Gaffer Project’s sound is difficult to pin down, but it is uniquely their own. The album opens with a slow, moody piano and string intro before Jordan Doyle’s hoarse vocals burst from the speakers. The next track, “David,” previously appeared on a live album along with the title track, and both have been staples in their live sets for a good while now.
“David” is a great representation of Gaffer Project’s incredibly dynamic sound, beginning with a sparse guitar melody and tense vocals, then erupting into a roar of distorted bass. Drummer Christian Holliday enters with a thunderous tom beat, then transitions into a full kit bludgeoning. After the initial outburst winds down, they begin to peel back the layers until all that is left is the piano backing track that had been floating in the background. Suddenly, they’re back at it in full force. The rest of the album continues this pattern of tension and release, enveloping the listener in its massive ebbs and flows.
- A Little More Gaffer Project 1:31
- David Gaffer Project 2:35
- Changed Gaffer Project 3:11
- A Hardened Heart Gaffer Project 3:28
- Dying Gaffer Project 2:52
- Without Gaffer Project 2:58
- A Father Gaffer Project 4:26
- Slowknife Gaffer Project 3:41
- Sinks In Gaffer Project 1:19
The production on this record is a perfect representation of the band’s live sound. You can feel the force of each one of Holliday’s overhead hits, and the rumble of Doyle’s bass lies on your chest like the weight of the fears he attempts to throw off through his lyrics.
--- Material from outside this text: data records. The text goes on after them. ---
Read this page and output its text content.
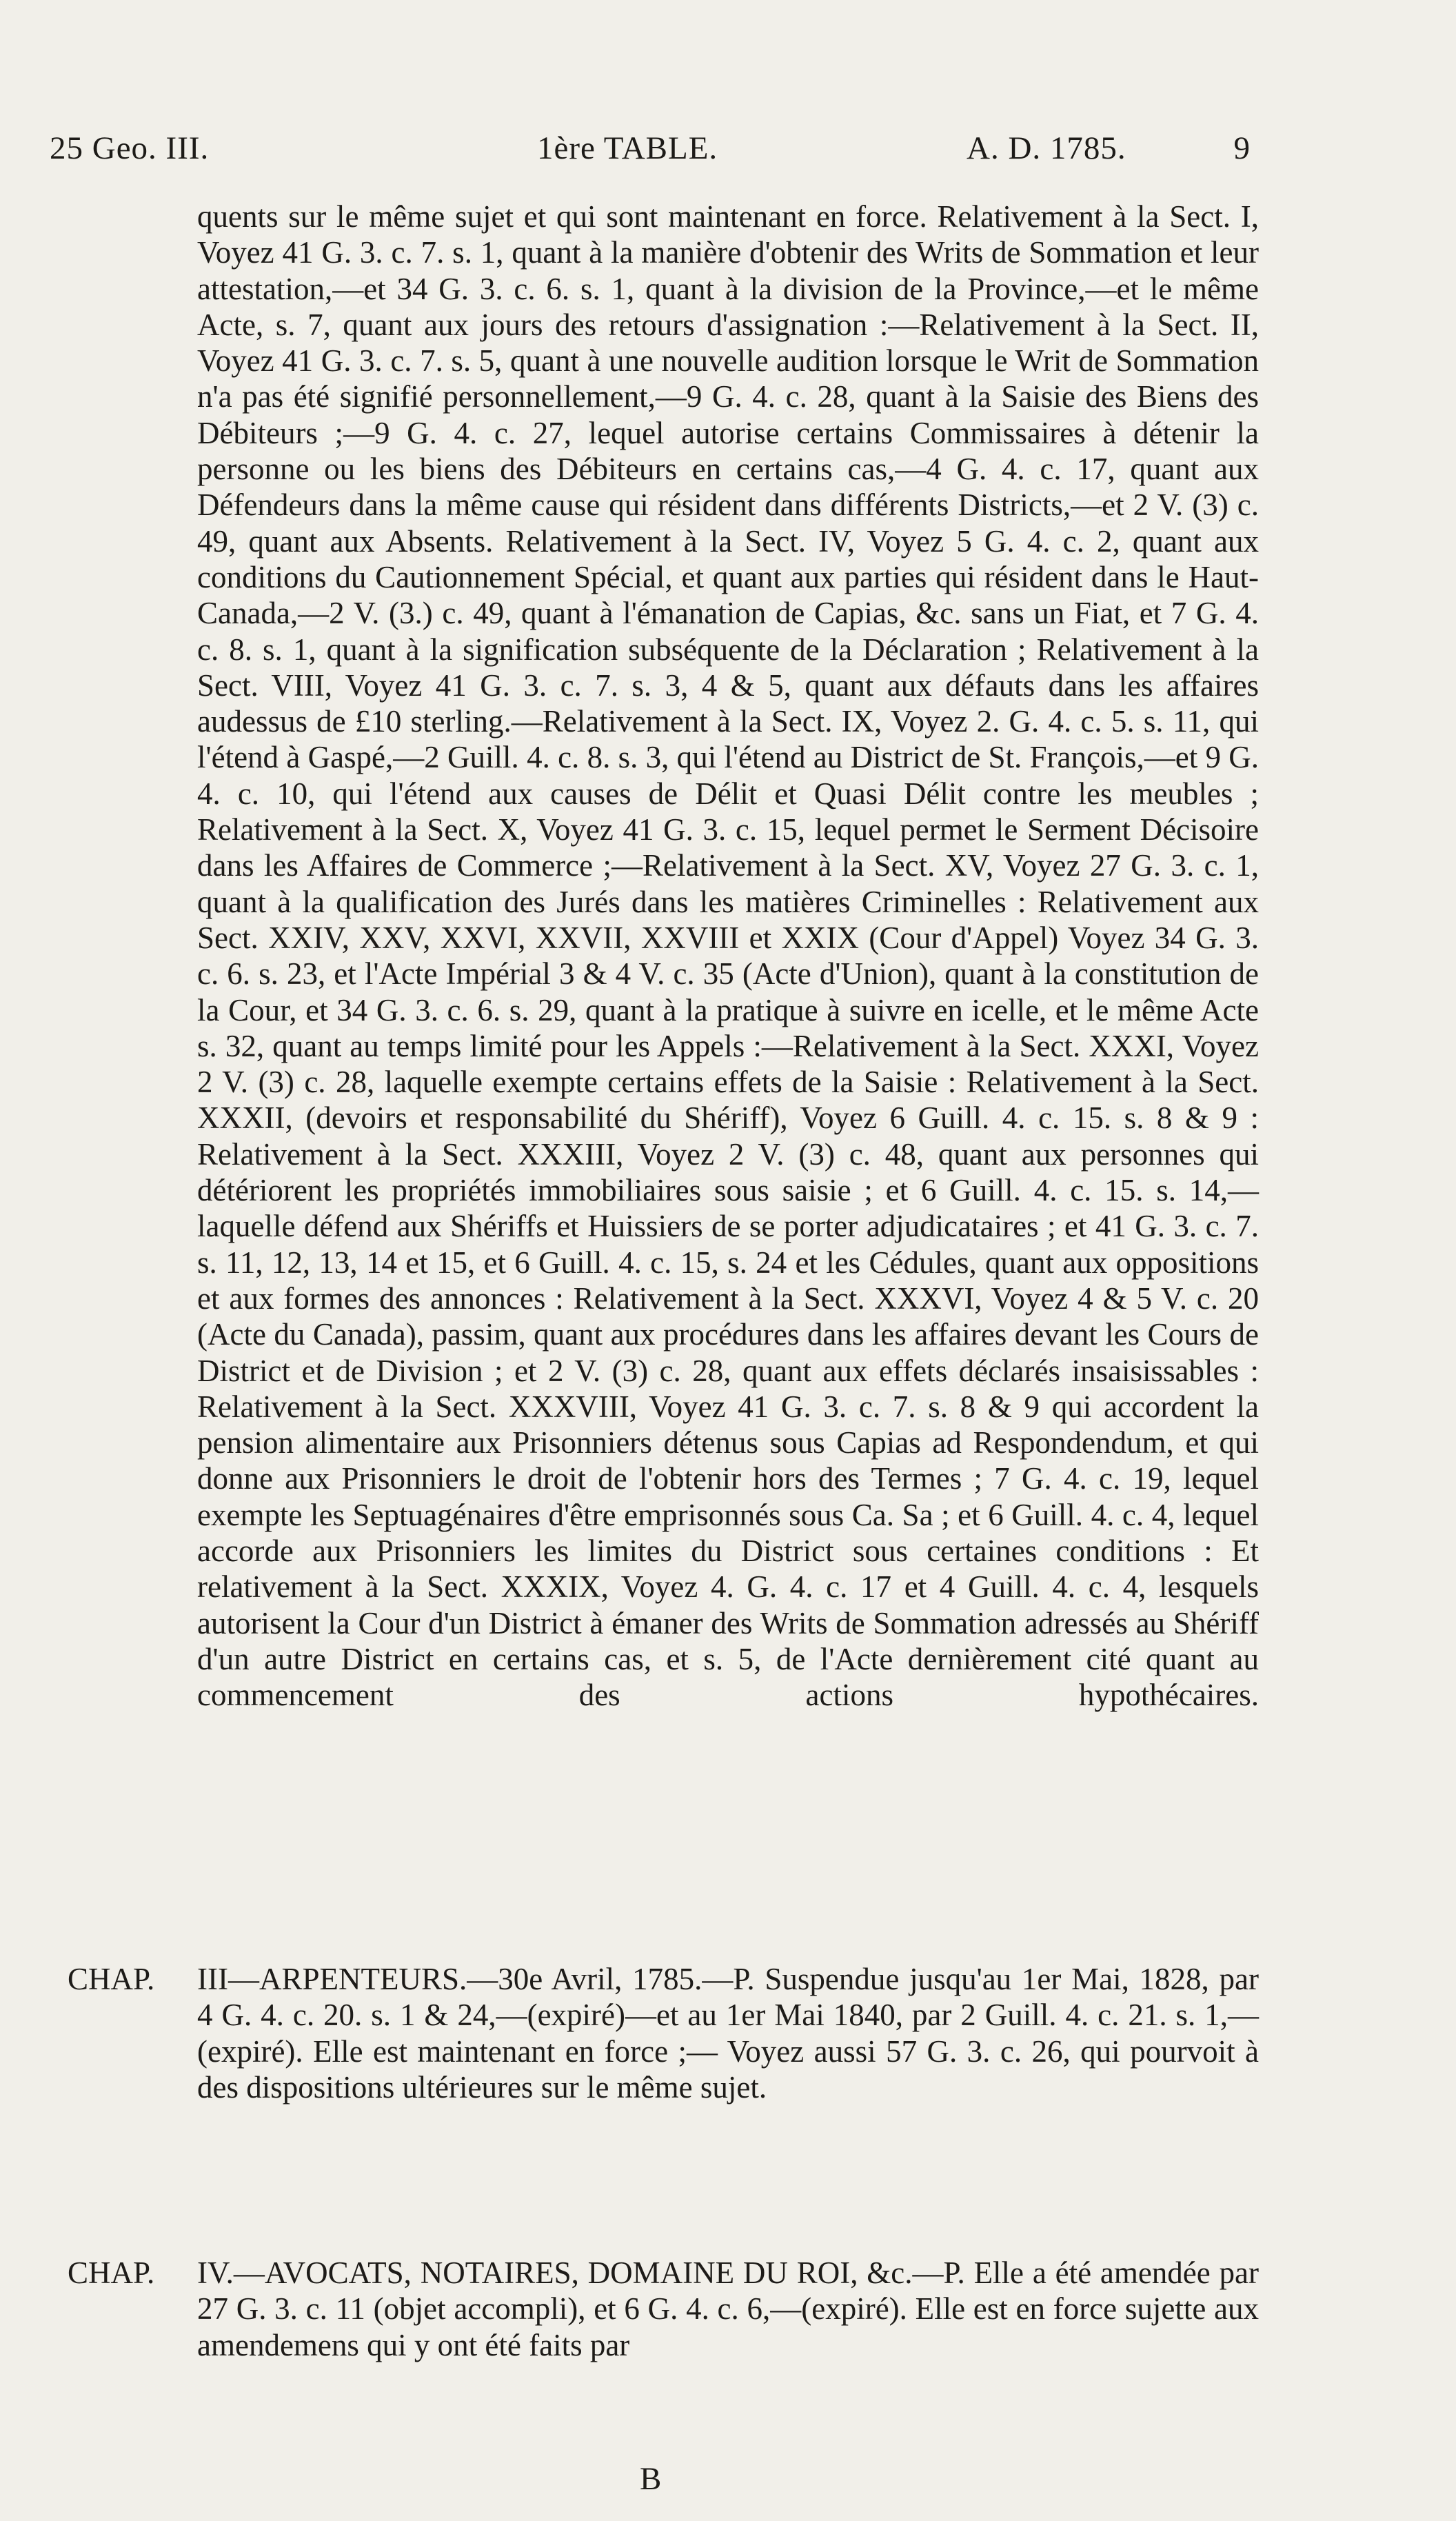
25 Geo. III.	1ère TABLE.	A. D. 1785.	9
quents sur le même sujet et qui sont maintenant en force. Relativement à la Sect. I, Voyez 41 G. 3. c. 7. s. 1, quant à la manière d'obtenir des Writs de Sommation et leur attestation,—et 34 G. 3. c. 6. s. 1, quant à la division de la Province,—et le même Acte, s. 7, quant aux jours des retours d'assignation :—Relativement à la Sect. II, Voyez 41 G. 3. c. 7. s. 5, quant à une nouvelle audition lorsque le Writ de Sommation n'a pas été signifié personnellement,—9 G. 4. c. 28, quant à la Saisie des Biens des Débiteurs ;—9 G. 4. c. 27, lequel autorise certains Commissaires à détenir la personne ou les biens des Débiteurs en certains cas,—4 G. 4. c. 17, quant aux Défendeurs dans la même cause qui résident dans différents Districts,—et 2 V. (3) c. 49, quant aux Absents. Relativement à la Sect. IV, Voyez 5 G. 4. c. 2, quant aux conditions du Cautionnement Spécial, et quant aux parties qui résident dans le Haut-Canada,—2 V. (3.) c. 49, quant à l'émanation de Capias, &c. sans un Fiat, et 7 G. 4. c. 8. s. 1, quant à la signification subséquente de la Déclaration ; Relativement à la Sect. VIII, Voyez 41 G. 3. c. 7. s. 3, 4 & 5, quant aux défauts dans les affaires audessus de £10 sterling.—Relativement à la Sect. IX, Voyez 2. G. 4. c. 5. s. 11, qui l'étend à Gaspé,—2 Guill. 4. c. 8. s. 3, qui l'étend au District de St. François,—et 9 G. 4. c. 10, qui l'étend aux causes de Délit et Quasi Délit contre les meubles ; Relativement à la Sect. X, Voyez 41 G. 3. c. 15, lequel permet le Serment Décisoire dans les Affaires de Commerce ;—Relativement à la Sect. XV, Voyez 27 G. 3. c. 1, quant à la qualification des Jurés dans les matières Criminelles : Relativement aux Sect. XXIV, XXV, XXVI, XXVII, XXVIII et XXIX (Cour d'Appel) Voyez 34 G. 3. c. 6. s. 23, et l'Acte Impérial 3 & 4 V. c. 35 (Acte d'Union), quant à la constitution de la Cour, et 34 G. 3. c. 6. s. 29, quant à la pratique à suivre en icelle, et le même Acte s. 32, quant au temps limité pour les Appels :—Relativement à la Sect. XXXI, Voyez 2 V. (3) c. 28, laquelle exempte certains effets de la Saisie : Relativement à la Sect. XXXII, (devoirs et responsabilité du Shériff), Voyez 6 Guill. 4. c. 15. s. 8 & 9 : Relativement à la Sect. XXXIII, Voyez 2 V. (3) c. 48, quant aux personnes qui détériorent les propriétés immobiliaires sous saisie ; et 6 Guill. 4. c. 15. s. 14,—laquelle défend aux Shériffs et Huissiers de se porter adjudicataires ; et 41 G. 3. c. 7. s. 11, 12, 13, 14 et 15, et 6 Guill. 4. c. 15, s. 24 et les Cédules, quant aux oppositions et aux formes des annonces : Relativement à la Sect. XXXVI, Voyez 4 & 5 V. c. 20 (Acte du Canada), passim, quant aux procédures dans les affaires devant les Cours de District et de Division ; et 2 V. (3) c. 28, quant aux effets déclarés insaisissables : Relativement à la Sect. XXXVIII, Voyez 41 G. 3. c. 7. s. 8 & 9 qui accordent la pension alimentaire aux Prisonniers détenus sous Capias ad Respondendum, et qui donne aux Prisonniers le droit de l'obtenir hors des Termes ; 7 G. 4. c. 19, lequel exempte les Septuagénaires d'être emprisonnés sous Ca. Sa ; et 6 Guill. 4. c. 4, lequel accorde aux Prisonniers les limites du District sous certaines conditions : Et relativement à la Sect. XXXIX, Voyez 4. G. 4. c. 17 et 4 Guill. 4. c. 4, lesquels autorisent la Cour d'un District à émaner des Writs de Sommation adressés au Shériff d'un autre District en certains cas, et s. 5, de l'Acte dernièrement cité quant au commencement des actions hypothécaires.
CHAP. III—ARPENTEURS.—30e Avril, 1785.—P. Suspendue jusqu'au 1er Mai, 1828, par 4 G. 4. c. 20. s. 1 & 24,—(expiré)—et au 1er Mai 1840, par 2 Guill. 4. c. 21. s. 1,—(expiré). Elle est maintenant en force ;— Voyez aussi 57 G. 3. c. 26, qui pourvoit à des dispositions ultérieures sur le même sujet.
CHAP. IV.—AVOCATS, NOTAIRES, DOMAINE DU ROI, &c.—P. Elle a été amendée par 27 G. 3. c. 11 (objet accompli), et 6 G. 4. c. 6,—(expiré). Elle est en force sujette aux amendemens qui y ont été faits par
B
Obviously the visual element is missing, but one can easily imagine Doyle triggering the lights on his cabs at the pivotal moment of release. For a self-funded band that tours as often as Gaffer Project, it can be difficult to invest the time and money necessary to produce such a high quality recording, but this one could easily stand up to something produced with the support of a big name label.
Gaffer Project has many qualities that make them unique, but the heart of the band is Doyle’s lyrics. Deeply poetic and brutally honest, he lays out his fears and insecurities one after the other. In the process of writing the album, Doyle made a list of all his fears and expounded on them in each song. His throaty bellow is a force in its own right, and when combined with the weighty instrumentals, they create an intensely cathartic experience.
With the release of this album, Gaffer Project has established themselves as one of the most unique and hard working bands in the southeast. Their incessant touring on the DIY circuit has put their name out nationwide, and this album is expected to open new doors for them. They may be under the radar right now, but Gaffer Project will certainly be a band to watch closely.